Located in Seattle’s Cascade Business Park, Seattle Genetics may not seem like much at first but beyond the LEGO-built structure is the center of what the genetics company is all about, which is the ongoing study of human antibodies. In fact, human antibodies and their importance to the human body has been what the company has not only been studying but also making into drugs since the company was founded in 1998.
Learning about how antibodies can be used for medical purposes such as killing cancer cells is a strategy that many feel could make Seattle Genetics into one of the leading pharmaceutical companies in the region. Seattle Genetics already brings in a revenue of $10 billion a year and 900 people currently employed, with plans to add another 200 employees by the end of the year, ensuring that it remains the largest biotech company in the state of Washington.
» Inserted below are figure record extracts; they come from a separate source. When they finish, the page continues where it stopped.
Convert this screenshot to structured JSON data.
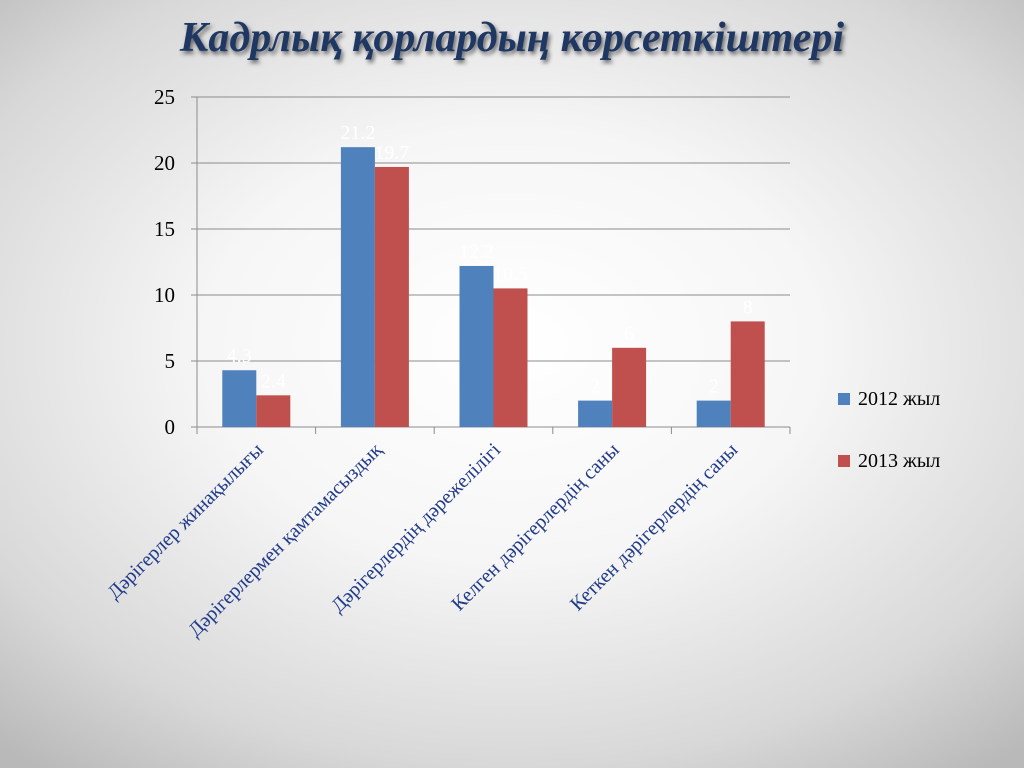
{
  "slide": {
    "title": "Кадрлық қорлардың көрсеткіштері"
  },
  "chart_data": {
    "type": "bar",
    "categories": [
      "Дәрігерлер жинақылығы",
      "Дәрігерлермен қамтамасыздық",
      "Дәрігерлердің дәрежелілігі",
      "Келген дәрігерлердің саны",
      "Кеткен дәрігерлердің саны"
    ],
    "series": [
      {
        "name": "2012 жыл",
        "color": "#4f81bd",
        "values": [
          4.3,
          21.2,
          12.2,
          2,
          2
        ]
      },
      {
        "name": "2013 жыл",
        "color": "#c0504d",
        "values": [
          2.4,
          19.7,
          10.5,
          6,
          8
        ]
      }
    ],
    "ylim": [
      0,
      25
    ],
    "yticks": [
      0,
      5,
      10,
      15,
      20,
      25
    ],
    "grid": true,
    "legend_position": "right",
    "data_label_color": "#ffffff"
  }
}
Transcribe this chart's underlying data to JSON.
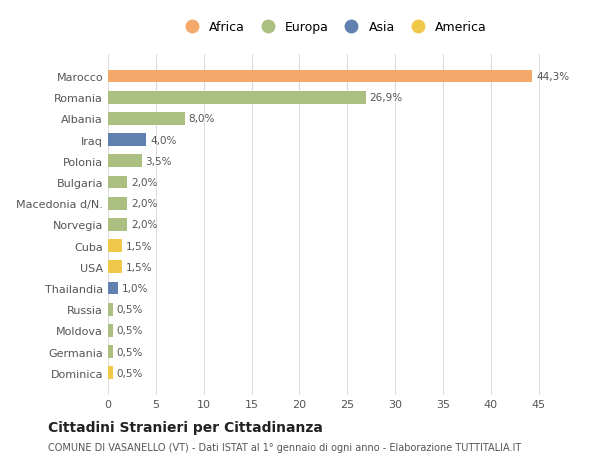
{
  "countries": [
    "Marocco",
    "Romania",
    "Albania",
    "Iraq",
    "Polonia",
    "Bulgaria",
    "Macedonia d/N.",
    "Norvegia",
    "Cuba",
    "USA",
    "Thailandia",
    "Russia",
    "Moldova",
    "Germania",
    "Dominica"
  ],
  "values": [
    44.3,
    26.9,
    8.0,
    4.0,
    3.5,
    2.0,
    2.0,
    2.0,
    1.5,
    1.5,
    1.0,
    0.5,
    0.5,
    0.5,
    0.5
  ],
  "labels": [
    "44,3%",
    "26,9%",
    "8,0%",
    "4,0%",
    "3,5%",
    "2,0%",
    "2,0%",
    "2,0%",
    "1,5%",
    "1,5%",
    "1,0%",
    "0,5%",
    "0,5%",
    "0,5%",
    "0,5%"
  ],
  "continents": [
    "Africa",
    "Europa",
    "Europa",
    "Asia",
    "Europa",
    "Europa",
    "Europa",
    "Europa",
    "America",
    "America",
    "Asia",
    "Europa",
    "Europa",
    "Europa",
    "America"
  ],
  "colors": {
    "Africa": "#F4A96B",
    "Europa": "#AABF80",
    "Asia": "#6080B0",
    "America": "#F0C84A"
  },
  "title": "Cittadini Stranieri per Cittadinanza",
  "subtitle": "COMUNE DI VASANELLO (VT) - Dati ISTAT al 1° gennaio di ogni anno - Elaborazione TUTTITALIA.IT",
  "xlim": [
    0,
    47
  ],
  "background_color": "#ffffff",
  "grid_color": "#dddddd",
  "legend_order": [
    "Africa",
    "Europa",
    "Asia",
    "America"
  ]
}
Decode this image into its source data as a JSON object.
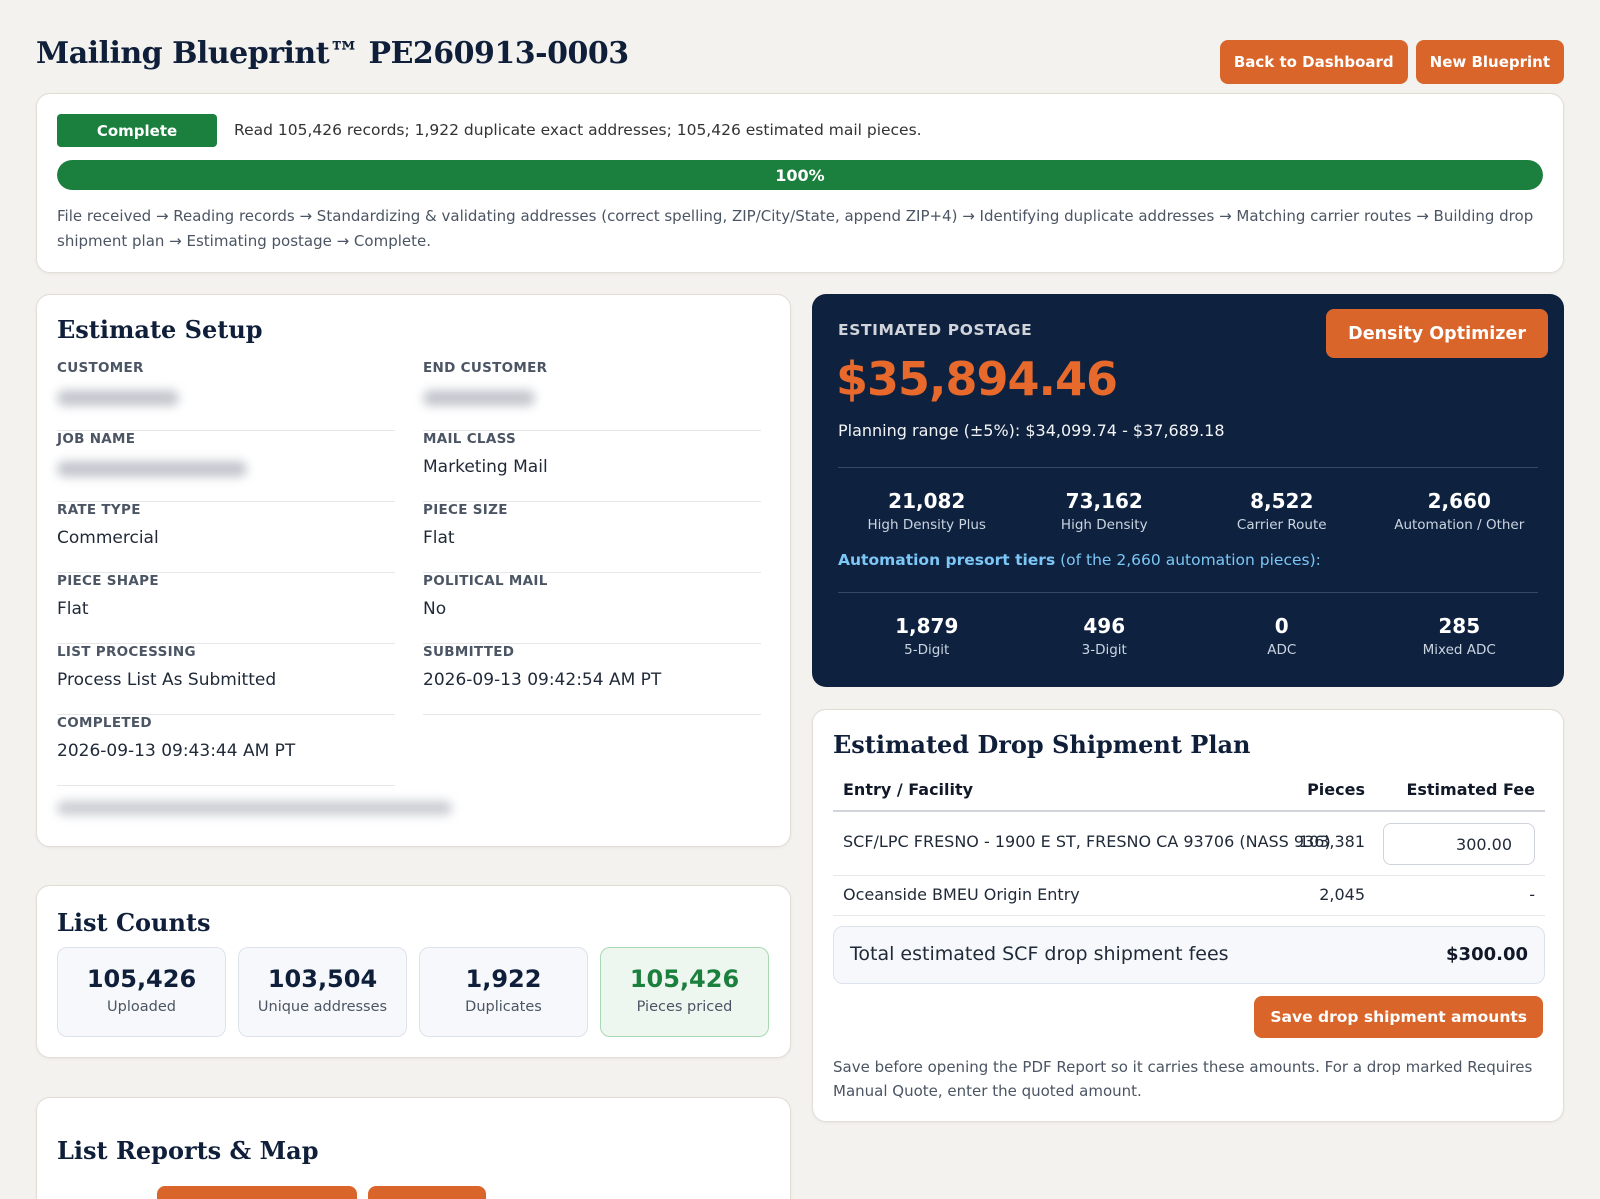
{
  "header": {
    "title": "Mailing Blueprint™ PE260913-0003",
    "back_label": "Back to Dashboard",
    "new_label": "New Blueprint"
  },
  "status": {
    "badge": "Complete",
    "summary": "Read 105,426 records; 1,922 duplicate exact addresses; 105,426 estimated mail pieces.",
    "progress_label": "100%",
    "progress_value": 1.0,
    "steps": "File received → Reading records → Standardizing & validating addresses (correct spelling, ZIP/City/State, append ZIP+4) → Identifying duplicate addresses → Matching carrier routes → Building drop shipment plan → Estimating postage → Complete.",
    "badge_color": "#1b7f3e"
  },
  "setup": {
    "title": "Estimate Setup",
    "fields": {
      "customer": {
        "label": "CUSTOMER"
      },
      "end_customer": {
        "label": "END CUSTOMER"
      },
      "job_name": {
        "label": "JOB NAME"
      },
      "mail_class": {
        "label": "MAIL CLASS",
        "value": "Marketing Mail"
      },
      "rate_type": {
        "label": "RATE TYPE",
        "value": "Commercial"
      },
      "piece_size": {
        "label": "PIECE SIZE",
        "value": "Flat"
      },
      "piece_shape": {
        "label": "PIECE SHAPE",
        "value": "Flat"
      },
      "political_mail": {
        "label": "POLITICAL MAIL",
        "value": "No"
      },
      "list_processing": {
        "label": "LIST PROCESSING",
        "value": "Process List As Submitted"
      },
      "submitted": {
        "label": "SUBMITTED",
        "value": "2026-09-13 09:42:54 AM PT"
      },
      "completed": {
        "label": "COMPLETED",
        "value": "2026-09-13 09:43:44 AM PT"
      }
    }
  },
  "postage": {
    "label": "ESTIMATED POSTAGE",
    "amount": "$35,894.46",
    "range": "Planning range (±5%): $34,099.74 - $37,689.18",
    "optimizer_label": "Density Optimizer",
    "tiers": [
      {
        "value": "21,082",
        "caption": "High Density Plus"
      },
      {
        "value": "73,162",
        "caption": "High Density"
      },
      {
        "value": "8,522",
        "caption": "Carrier Route"
      },
      {
        "value": "2,660",
        "caption": "Automation / Other"
      }
    ],
    "presort_bold": "Automation presort tiers",
    "presort_rest": " (of the 2,660 automation pieces):",
    "presort": [
      {
        "value": "1,879",
        "caption": "5-Digit"
      },
      {
        "value": "496",
        "caption": "3-Digit"
      },
      {
        "value": "0",
        "caption": "ADC"
      },
      {
        "value": "285",
        "caption": "Mixed ADC"
      }
    ],
    "accent_color": "#e8692c",
    "bg_color": "#0e213f"
  },
  "counts": {
    "title": "List Counts",
    "items": [
      {
        "value": "105,426",
        "caption": "Uploaded"
      },
      {
        "value": "103,504",
        "caption": "Unique addresses"
      },
      {
        "value": "1,922",
        "caption": "Duplicates"
      },
      {
        "value": "105,426",
        "caption": "Pieces priced"
      }
    ]
  },
  "reports": {
    "title": "List Reports & Map"
  },
  "drop": {
    "title": "Estimated Drop Shipment Plan",
    "columns": [
      "Entry / Facility",
      "Pieces",
      "Estimated Fee"
    ],
    "rows": [
      {
        "facility": "SCF/LPC FRESNO - 1900 E ST, FRESNO CA 93706 (NASS 936)",
        "pieces": "103,381",
        "fee": "300.00"
      },
      {
        "facility": "Oceanside BMEU Origin Entry",
        "pieces": "2,045",
        "fee": "-"
      }
    ],
    "total_label": "Total estimated SCF drop shipment fees",
    "total_value": "$300.00",
    "save_label": "Save drop shipment amounts",
    "note": "Save before opening the PDF Report so it carries these amounts. For a drop marked Requires Manual Quote, enter the quoted amount."
  }
}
The man who is in charge of keeping the company in good shape is Clay Siegall, who serves as the chairman, president, CEO and even co-founder of Seattle Genetics. Siegall has stated that his company is “an emerging global, multiproduct, oncology company,” and he added that he’d rather build a strong company than simply sell his off to another group. In 2016, the company had $418 million in total sales, a stock price that tripled in net worth and has a value that has increased by over 50% in the last year.
Before creating Seattle Genetics, Clay Siegall attended the University of Maryland, College Park, where he earned his Bachelor’s Degree in Zoology. He later went to attend George Washington University, where he earned a Ph.D in the field of genetics.
After finishing his collegiate and graduate studies, Siegall’s first career move was working at the National Institutes of Health from 1988 to 1991 as a major team member, as well as serving as a member for the National Cancer Institute. From there, he went to work at the Bristol-Myers Squibb Pharmaceutical Research Institute from 1991 to 1997. In addition to this, he sits on the board of directors for Alder Biopharmaceuticals and the board of governors for the Fred Hutchinson Cancer Research Center.